W Europie przybywa chińskich turystów, a amerykańscy turyści ubywają
Europejska Komisja Podróży (ETC) przeprowadziła ankietę wśród 7100 podróżnych z dalekich krajów, takich jak Australia, Brazylia, Kanada, Chiny, Japonia, Korea Południowa i USA. Z wyników ankiety, udostępnionych na wyłączność Bloombergowi, wynika, że wrażliwi na koszty amerykańscy podróżnicy rezygnują z wakacji w Europie, a chińscy turyści wypełniają tę lukę.
Z ankiety ETC wynika, że 72 procent chińskich uczestników planuje podróż do Europy tego lata. To wzrost o 10 punktów procentowych w porównaniu z rokiem 2024. Liczby te oznaczają oddech ulgi dla hotelarzy, restauratorów i innych właścicieli firm na kontynencie, którzy są zależni od zagranicznych turystów wydających duże sumy pieniędzy.
Według Światowej Organizacji Turystyki ONZ, chińscy turyści wydali w 2024 roku 251 miliardów dolarów za granicą, co przekroczyło poziom sprzed 2020 roku. To czyni Chiny największym rynkiem pod względem ogólnych wydatków na turystykę, ale do niedawna większość tych dochodów wydawano na podróże w obrębie Azji.

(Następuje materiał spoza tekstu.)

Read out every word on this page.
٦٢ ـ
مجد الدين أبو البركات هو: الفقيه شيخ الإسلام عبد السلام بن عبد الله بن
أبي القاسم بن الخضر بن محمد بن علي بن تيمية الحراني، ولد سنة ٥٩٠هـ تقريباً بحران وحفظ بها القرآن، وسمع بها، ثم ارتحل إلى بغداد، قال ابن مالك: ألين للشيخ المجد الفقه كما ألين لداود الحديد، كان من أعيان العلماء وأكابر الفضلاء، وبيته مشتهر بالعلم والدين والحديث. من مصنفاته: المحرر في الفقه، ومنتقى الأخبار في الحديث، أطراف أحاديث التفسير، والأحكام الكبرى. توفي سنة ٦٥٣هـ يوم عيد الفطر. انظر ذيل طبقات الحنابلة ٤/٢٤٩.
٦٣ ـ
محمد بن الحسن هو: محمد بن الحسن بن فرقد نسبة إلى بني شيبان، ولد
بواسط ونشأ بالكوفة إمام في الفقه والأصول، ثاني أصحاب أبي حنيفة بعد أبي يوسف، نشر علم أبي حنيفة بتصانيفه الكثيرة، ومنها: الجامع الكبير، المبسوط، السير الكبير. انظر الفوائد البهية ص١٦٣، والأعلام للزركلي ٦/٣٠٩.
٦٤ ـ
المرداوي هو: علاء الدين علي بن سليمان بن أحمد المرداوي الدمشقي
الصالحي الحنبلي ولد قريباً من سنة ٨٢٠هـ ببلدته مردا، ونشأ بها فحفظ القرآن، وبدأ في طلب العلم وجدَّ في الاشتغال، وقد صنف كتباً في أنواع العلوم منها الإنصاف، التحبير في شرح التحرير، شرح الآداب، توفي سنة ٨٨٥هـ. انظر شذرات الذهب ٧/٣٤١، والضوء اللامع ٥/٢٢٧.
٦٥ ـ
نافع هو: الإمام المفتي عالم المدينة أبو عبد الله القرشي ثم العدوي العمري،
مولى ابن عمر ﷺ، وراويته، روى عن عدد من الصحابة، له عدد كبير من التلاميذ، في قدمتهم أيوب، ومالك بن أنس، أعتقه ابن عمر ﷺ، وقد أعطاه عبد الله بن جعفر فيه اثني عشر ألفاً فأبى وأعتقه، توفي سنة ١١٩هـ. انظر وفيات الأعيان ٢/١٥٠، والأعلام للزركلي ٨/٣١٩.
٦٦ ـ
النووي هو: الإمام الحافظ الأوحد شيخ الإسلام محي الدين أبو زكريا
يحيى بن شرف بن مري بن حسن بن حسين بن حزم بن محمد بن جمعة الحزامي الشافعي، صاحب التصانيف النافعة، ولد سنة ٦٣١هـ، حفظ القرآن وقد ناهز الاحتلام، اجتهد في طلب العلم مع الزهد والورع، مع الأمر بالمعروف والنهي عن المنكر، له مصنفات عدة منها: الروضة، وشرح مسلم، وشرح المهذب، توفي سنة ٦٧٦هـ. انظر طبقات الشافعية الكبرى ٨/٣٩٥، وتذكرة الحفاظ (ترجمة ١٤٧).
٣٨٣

Problem w europejskiej gospodarce turystycznej
Niepokój budzi wniosek z ustaleń ETC, że chińscy turyści nie planują wydawać pieniędzy tak jak dawniej. Wniosek ten nabiera znaczenia, biorąc pod uwagę dotychczasową skłonność chińskich turystów do luksusowych zakupów. Tylko 29 procent ankietowanych stwierdziło, że planuje wydawać ponad 200 euro (229 dolarów) dziennie, co stanowi spadek o 44 procent w porównaniu z zeszłym latem. Większość chińskich podróżnych (54 procent) planuje ograniczyć swój budżet do 100-200 euro dziennie.
Niemniej jednak, w raporcie ETC stwierdzono, że co najmniej 53 procent chińskich uczestników wskazało, że zakupy odegrają co najmniej pewną rolę w ich podróżach. Osoby podróżujące służbowo dysponują bardziej hojnymi budżetami. 36 procent tej grupy planuje wydawać ponad 200 euro dziennie. Ogólnie rzecz biorąc, chińscy turyści częściej niż turyści z innych krajów ściślej kontrolują swoje budżety.
Tylko jedna trzecia amerykańskich podróżnych, którzy wzięli udział w ankiecie ETC, planuje podróż do Europy tego lata, co stanowi spadek o 7 procent w porównaniu z rokiem 2024. Trzy pozostałe rynki analizowane w raporcie ETC - Brazylia, Kanada i Japonia - również wykazują tendencję spadkową, choć w mniejszym stopniu.
Dyrektor generalny ETC, Eduardo Santander, stwierdził, że są powody do optymizmu, dodając: „Chociaż ożywienie w Chinach jest wolniejsze niż na innych rynkach dalekiego zasięgu, dynamika wyraźnie rośnie. Ponowne nawiązanie kontaktu z tymi podróżnikami pozostaje najważniejszym priorytetem dla wielu europejskich destynacji”.